Je finis par dire au maître d’hôtel que la fumée m’importunait, ce qui sembla le mettre dans l’embarras. Je ne fus peut-être pas suffisamment clair, mais j’étais prêt à changer de place (ce qui m’aurait permis de m’éloigner de ces deux cons). Mais il ne l’entendit pas ainsi. Après quelques circonvolutions, il finit par exposer ma requête, sans me nommer (toutefois, comme nous étions à peu près les seuls à distance raisonnable, il ne faisait guère de doute que cela venait de moi). Sans faire trop de manières, la cigarette fut éteinte.

Tout se passa ensuite correctement jusqu’au dessert, malgré un manque de discrétion toujours très patent qui nous permit d’ouïr la fine fleur de leurs remarques (« c’est vachement différent du cuistot d’avant mais c’est pas mal quand même » «  tu crois que les champignons de Paris c’est des en boîte ? 40 euros pour des champignons de Paris, quand même, ils s’emmerdent pas »… tant de remarques qui confirmèrent si besoin était que ces rustres auraient pu manger chez Flunch sans avoir le sentiment que ce n’était pas la même cuisine).

Arriva la fin du repas, nous en étions au café. Candide, ennuyé pendant que Pangloss discutait cognacs avec le sommelier, sortit son palm-pilote et se mit à faire mumuse avec le son à fort volume. Ti tou tou ti tou tou tou. Une cliente anglaise très chic arrivée entre temps semblait elle aussi affligée, mais jusque là nous avions plutôt pris le parti d’en rire.

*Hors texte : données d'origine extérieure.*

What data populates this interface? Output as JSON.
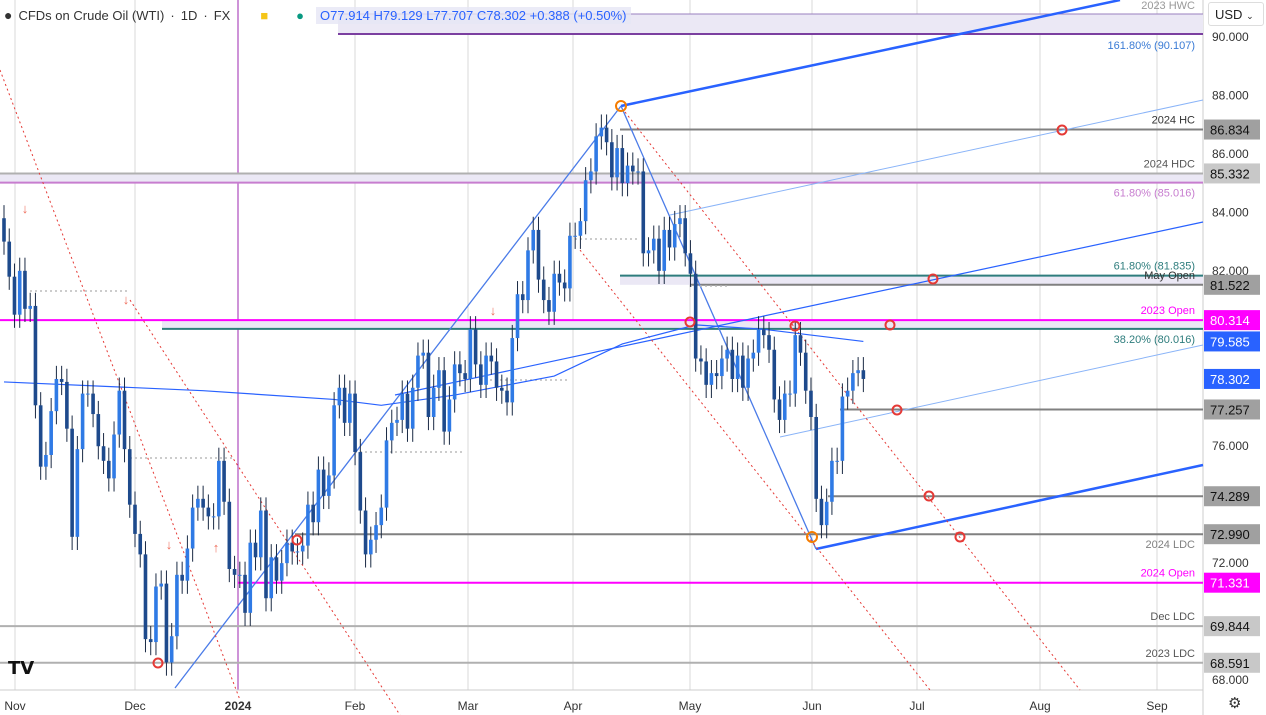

C’est alors que Monsieur Gros Con appela le maître d’hôtel et annonça d’une voix de stentor: « Dites-moi, les emmerdeurs à côté –il parlait de nous-, vu qu’ils ont fini de bouffer, ils vont plus nous empêcher de fumer la, si ? C’est des étrangers, non ? »

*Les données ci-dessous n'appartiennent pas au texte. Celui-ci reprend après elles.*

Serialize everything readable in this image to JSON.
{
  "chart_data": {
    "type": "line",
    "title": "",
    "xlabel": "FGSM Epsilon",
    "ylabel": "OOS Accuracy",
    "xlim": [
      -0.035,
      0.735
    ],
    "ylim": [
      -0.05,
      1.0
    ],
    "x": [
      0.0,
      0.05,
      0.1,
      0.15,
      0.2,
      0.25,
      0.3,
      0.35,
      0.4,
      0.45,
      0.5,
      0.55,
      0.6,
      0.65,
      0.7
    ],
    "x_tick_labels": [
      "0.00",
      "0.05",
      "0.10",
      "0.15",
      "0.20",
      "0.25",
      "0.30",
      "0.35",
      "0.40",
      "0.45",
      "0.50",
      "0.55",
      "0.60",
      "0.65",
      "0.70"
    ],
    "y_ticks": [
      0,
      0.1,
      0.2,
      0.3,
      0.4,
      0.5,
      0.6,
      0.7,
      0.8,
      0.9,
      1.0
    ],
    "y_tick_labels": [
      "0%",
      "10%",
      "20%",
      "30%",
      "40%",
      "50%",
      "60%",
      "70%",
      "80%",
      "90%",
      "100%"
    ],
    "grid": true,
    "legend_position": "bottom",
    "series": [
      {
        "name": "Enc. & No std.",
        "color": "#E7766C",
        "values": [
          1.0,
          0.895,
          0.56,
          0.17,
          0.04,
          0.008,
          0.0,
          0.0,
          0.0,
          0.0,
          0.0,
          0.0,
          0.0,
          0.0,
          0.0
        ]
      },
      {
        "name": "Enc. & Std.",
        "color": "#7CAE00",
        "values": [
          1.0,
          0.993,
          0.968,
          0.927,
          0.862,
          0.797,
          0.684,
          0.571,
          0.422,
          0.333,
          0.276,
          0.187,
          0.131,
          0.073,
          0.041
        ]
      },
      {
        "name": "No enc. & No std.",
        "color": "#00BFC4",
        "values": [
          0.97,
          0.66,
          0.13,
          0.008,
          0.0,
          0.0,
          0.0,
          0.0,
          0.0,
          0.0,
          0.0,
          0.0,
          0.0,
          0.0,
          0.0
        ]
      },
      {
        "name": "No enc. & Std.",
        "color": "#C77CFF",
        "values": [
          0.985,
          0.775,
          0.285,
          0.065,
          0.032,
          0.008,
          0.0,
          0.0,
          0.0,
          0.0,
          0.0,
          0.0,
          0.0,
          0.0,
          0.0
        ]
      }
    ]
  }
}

Le maître d’hôtel, un noble petit vieux, blêmit un peu mais tenta de garder sa contenance. Il savait parfaitement que j’avais tout entendu. Le sentant quelque peu hésiter sur la formulation, je pris l’initiative et lui dit (moi aussi suffisamment fort pour que ces messieurs nous entendent) : « puisque nous sommes des emmerdeurs, je pense que non, nous ne souhaitons pas qu’ils fument ». Monsieur me répondit (toujours sans me regarder) : « Vous avez l’ouïe fine, c’est bien ». « Et vous, vous manquez de discrétion, c’est mal ». « Je vous remercie de vouloir chercher à m’éduquer, mais à mon âge ce n’est plus la peine ».

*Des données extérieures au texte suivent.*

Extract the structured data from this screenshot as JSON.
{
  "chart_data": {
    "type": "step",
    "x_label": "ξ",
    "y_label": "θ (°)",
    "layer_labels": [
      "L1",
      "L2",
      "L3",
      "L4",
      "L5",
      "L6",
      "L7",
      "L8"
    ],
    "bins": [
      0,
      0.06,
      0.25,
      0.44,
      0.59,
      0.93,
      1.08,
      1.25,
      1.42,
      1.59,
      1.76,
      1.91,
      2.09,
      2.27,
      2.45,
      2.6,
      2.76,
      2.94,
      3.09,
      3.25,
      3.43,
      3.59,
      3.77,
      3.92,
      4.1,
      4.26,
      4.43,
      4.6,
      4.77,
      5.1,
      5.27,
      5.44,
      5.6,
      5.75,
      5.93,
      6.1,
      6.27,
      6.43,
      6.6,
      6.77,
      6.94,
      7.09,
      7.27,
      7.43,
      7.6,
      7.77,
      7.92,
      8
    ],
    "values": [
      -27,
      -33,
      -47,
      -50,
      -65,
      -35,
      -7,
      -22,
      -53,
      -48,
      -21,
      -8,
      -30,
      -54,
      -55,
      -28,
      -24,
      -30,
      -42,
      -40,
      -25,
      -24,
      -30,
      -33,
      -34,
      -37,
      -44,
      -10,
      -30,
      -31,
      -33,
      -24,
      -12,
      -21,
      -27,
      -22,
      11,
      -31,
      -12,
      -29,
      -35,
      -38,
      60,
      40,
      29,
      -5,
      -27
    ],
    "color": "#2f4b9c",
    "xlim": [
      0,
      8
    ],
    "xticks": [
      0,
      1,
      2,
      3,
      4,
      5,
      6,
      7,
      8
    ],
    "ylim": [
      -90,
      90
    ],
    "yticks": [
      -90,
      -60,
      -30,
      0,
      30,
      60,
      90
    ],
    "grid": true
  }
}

Fin du dialogue. Je regrette d’avoir manqué de réactivité et de ne pas lui avoir rétorqué « Il n’est jamais trop tard pour essayer d’arrêter d’être un gros con ». Malheureusement, cette réplique germa dans mon cerveau quelques minutes trop tard.

Le repas se termina peu après avec les excuses diverses des serveurs.

Je regrette infiniment que cet épisode ait fini par prendre le pas sur la divine cuisine que j’ai goûté ce soir-là. Je regrette car, dans quelques années, je me souviendrai plus probablement de l’algarade que de ce que nous mangeâmes. Mais la beaufitude avait encore frappé.

Remarque : la cigarette semble jouer un rôle majeur dans la beaufitude, surtout au restaurant. La seule fois de ma vie où je suis allé dans un doublement étoilé, un autre gros porc plein de foie gras et de fric, accompagné de sa pouf de 30 ans moins âgée, courroucé de ne pas être en salle fumeur, est allé se planquer dans les toilettes pour s’en griller une. Lamentable.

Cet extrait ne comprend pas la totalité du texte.